We’ve worked on a number of projects for Adobe, ranging from full-blown animation and motion graphics to visual design and illustration. 

Today we’re going to look at a deceptively simple project for Adobe: an illustrated infographic that describes new developments in the mobile gaming space. As it turns out, the devil is in the details.

The creative brief described a tall, scrolling graphic that could be legible in a typical web browser window and also enlarged 40-50%. The brief also called for a playful, non-corporate look with custom illustration and visual references to video gaming culture.

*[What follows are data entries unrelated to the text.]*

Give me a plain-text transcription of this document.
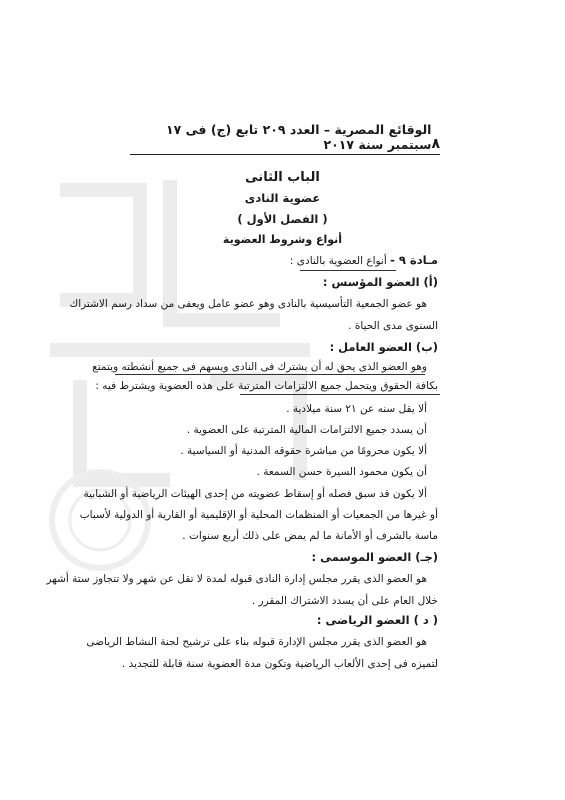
٨
الوقائع المصرية – العدد ٢٠٩ تابع (ج) فى ١٧ سبتمبر سنة ٢٠١٧
الباب الثانى
عضوية النادى
( الفصل الأول )
أنواع وشروط العضوية
مـادة ٩ - أنواع العضوية بالنادى :
(أ) العضو المؤسس :
هو عضو الجمعية التأسيسية بالنادى وهو عضو عامل ويعفى من سداد رسم الاشتراك
السنوى مدى الحياة .
(ب) العضو العامل :
وهو العضو الذى يحق له أن يشترك فى النادى ويسهم فى جميع أنشطته ويتمتع
بكافة الحقوق ويتحمل جميع الالتزامات المترتبة على هذه العضوية ويشترط فيه :
ألا يقل سنه عن ٢١ سنة ميلادية .
أن يسدد جميع الالتزامات المالية المترتبة على العضوية .
ألا يكون محرومًا من مباشرة حقوقه المدنية أو السياسية .
أن يكون محمود السيرة حسن السمعة .
ألا يكون قد سبق فصله أو إسقاط عضويته من إحدى الهيئات الرياضية أو الشبابية
أو غيرها من الجمعيات أو المنظمات المحلية أو الإقليمية أو القارية أو الدولية لأسباب
ماسة بالشرف أو الأمانة ما لم يمض على ذلك أربع سنوات .
(جـ) العضو الموسمى :
هو العضو الذى يقرر مجلس إدارة النادى قبوله لمدة لا تقل عن شهر ولا تتجاوز ستة أشهر
خلال العام على أن يسدد الاشتراك المقرر .
( د ) العضو الرياضى :
هو العضو الذى يقرر مجلس الإدارة قبوله بناء على ترشيح لجنة النشاط الرياضى
لتميزه فى إحدى الألعاب الرياضية وتكون مدة العضوية سنة قابلة للتجديد .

Adobe’s goal was to get this piece reblogged in the gaming community, and that wasn’t going to happen unless the content seemed exciting to the audience.

We knew that we wanted to explore retro video game textures, but we didn't know exactly how far we would go.  Would it be worthwhile to use more contemporary color and font families?

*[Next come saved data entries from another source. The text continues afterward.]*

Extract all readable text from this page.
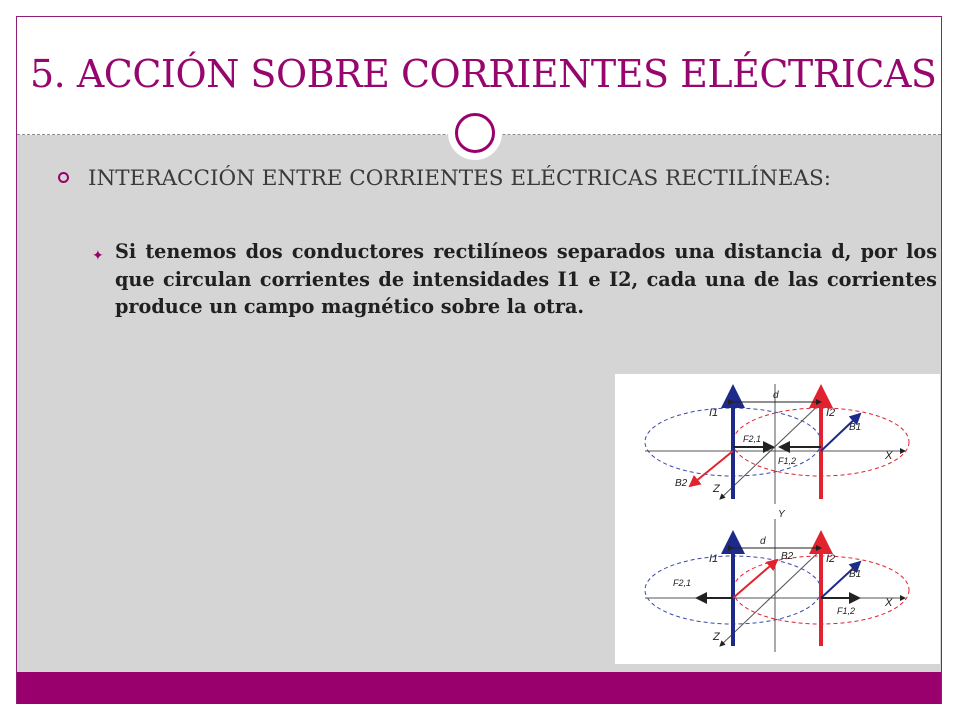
5. ACCIÓN SOBRE CORRIENTES ELÉCTRICAS

INTERACCIÓN ENTRE CORRIENTES ELÉCTRICAS RECTILÍNEAS:

✦ Si tenemos dos conductores rectilíneos separados una distancia d, por los que circulan corrientes de intensidades I1 e I2, cada una de las corrientes produce un campo magnético sobre la otra.

I1	I2
d
B1
B2
F2,1
F1,2	X
Z
Y
I1	I2
d
B1
B2
F2,1
F1,2
X
Z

This was deemed too conservative in every way, and we moved in the other direction, drawing inspiration from the earliest 8-bi arcade games, which often had brilliantly saturated colors against a dark background: 


This was moving in the right direction, but the dark background was overwhelming the content, and the palette was so saturated that it didn't allow for much nuance. So we kept going:


We quickly settled on a few ground rules: there would be no photography, no stock art, and no middle-of-the-road fonts (we’re looking at you, Gotham). Colors would be saturated and bright, and typography would be big, chunky, and playful. And lastly, we would add an element of 8-bit nostalgia to the aesthetic, using blocky and pixellated graphics to reference classic game titles from Nintendo and Sega. It seems obvious in hindsight, but once you commit to an 8-bit aesthetic, you have to go all the way. Those really slick isometric charts and blocks of 3-D type you rendered in Illustrator? They're going to look downright strange next to a super-sized 8-bit brick.



Given that this infographic was going to be resized in all kinds of unforeseen ways, we needed to be sure that the graphics were going to appear as deliberately retro and not some kind of browser error. We settled upon a fairly large grid for all of the graphics, and cheated with some of the pixel tolerances— we were going for an impression, not a reproduction.

Once we had the building blocks of our design solidified, we moved on to formatting the final content of the piece. This is typically one of the most time consuming phases, as the content is prone to last-minute changes (back in my newspaper days this was called "creeping eloquence") and these changes have a ripple effect upon the carefully constructed layers of artwork. By establishing a strong grid for the text and containers, we were able to create sensible rules for headline lengths, body text character counts, and other bits of plumbing.

We're proud of the final design, and our friends at Adobe were happy too. It's always a pleasure to work with such a strong creative brief and collaborate with the client at every step of the way.